One Of America's Most Elite Colleges Just Banned All of Its Fraternities and Sororities

One Of America's Most Elite Colleges Just Banned All of Its Fraternities and Sororities

The news: The Department of Education released last week the list of 55 schools currently under investigation for mishandling sexual assault and harassment cases. Now, one of those schools is stepping up with an unusual measure: Amherst College is banning all fraternities and sororities from its campus.

To be clear, Greek life at Amherst has been officially banned for the past 30 years. But an underground Greek scene has been alive and well, led by popular fraternities such as Chi Psi, Delta Kappa Epsilon and OT.

But that's all about to change. On Tuesday, the school's board of trustees made it clear that they would no longer tolerate this unofficial Greek life. In an announcement to the students, the board affirmed that anyone who joins "off-campus fraternities and sororities, and fraternity-like and sorority-like organizations" is subject to suspension or expulsion.

Around 90 of Amherst's 1,800 students are estimated to take part in these and other fraternities. While that seems like a small number, it amounts to 10% of Amherst's male population. There are no known sororities.

What does this have to do with sexual assault? The trustees made their decision after a committee of administrators, faculty and students studied on-campus sexual misconduct and examined how fraternities play into Amherst's social scene. The announcement also follows recent campus rage over a fraternity's misogynistic T-shirt design and the expulsion of a Chi Psi student found guilty of sexual assault.

And it's impossible to discount the effect of the Department of Education's Title IX investigation, which was precipitated after Amherst student Angie Epifano filed a federal complaint against the school last December. In the complaint, Epifano specifically singled out Amherst's underground fraternities for contributing to a hostile sexual climate.

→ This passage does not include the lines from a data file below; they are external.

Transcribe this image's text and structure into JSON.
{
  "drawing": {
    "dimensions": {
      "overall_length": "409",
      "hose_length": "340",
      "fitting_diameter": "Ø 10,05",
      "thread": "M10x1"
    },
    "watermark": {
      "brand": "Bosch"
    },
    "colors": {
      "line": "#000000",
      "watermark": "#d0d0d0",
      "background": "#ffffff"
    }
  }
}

It is important to point out that Amherst is not holding fraternities responsible for the school's problems with sexual assault. The committee has been careful to note that "We are not saying they are disproportionately guilty of sexual assault; we have no evidence that this is the case."

Still, the official report found that the main three fraternities heavily contributed to the school social scene and that they "may also contribute to the notorious gender imbalance" in the student government. Until the school releases a more in-depth report, we won't know whether they have any data to back up these claims.

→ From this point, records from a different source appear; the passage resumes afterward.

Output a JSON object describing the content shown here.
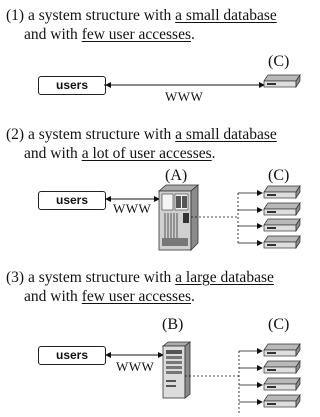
{
  "case1": {
    "line1_prefix": "(1) a system structure with ",
    "line1_underlined": "a small database",
    "line2_prefix": "and with ",
    "line2_underlined": "few user accesses",
    "line2_suffix": ".",
    "server_label": "(C)",
    "users_label": "users",
    "www_label": "WWW"
  },
  "case2": {
    "line1_prefix": "(2) a system structure with ",
    "line1_underlined": "a small database",
    "line2_prefix": "and with ",
    "line2_underlined": "a lot of user accesses",
    "line2_suffix": ".",
    "middle_label": "(A)",
    "server_label": "(C)",
    "users_label": "users",
    "www_label": "WWW"
  },
  "case3": {
    "line1_prefix": "(3) a system structure with ",
    "line1_underlined": "a large database",
    "line2_prefix": "and with ",
    "line2_underlined": "few user accesses",
    "line2_suffix": ".",
    "middle_label": "(B)",
    "server_label": "(C)",
    "users_label": "users",
    "www_label": "WWW"
  }
}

What will happen next? The fraternities are not going down without a fight. Several Greek organizations are reportedly organizing sit-ins at the college president's office and in the main administration building to protest the decision.

But Amherst certainly won't be the only school without a Greek scene. Other small liberal arts schools such as Middlebury College, Bowdoin College and Williams College have been instituting similar bans, and students at Swarthmore College recently voted to make all fraternities co-ed.

Given all the bad PR that fraternities have been receiving lately, this may only be the beginning of major changes in colleges and universities across America.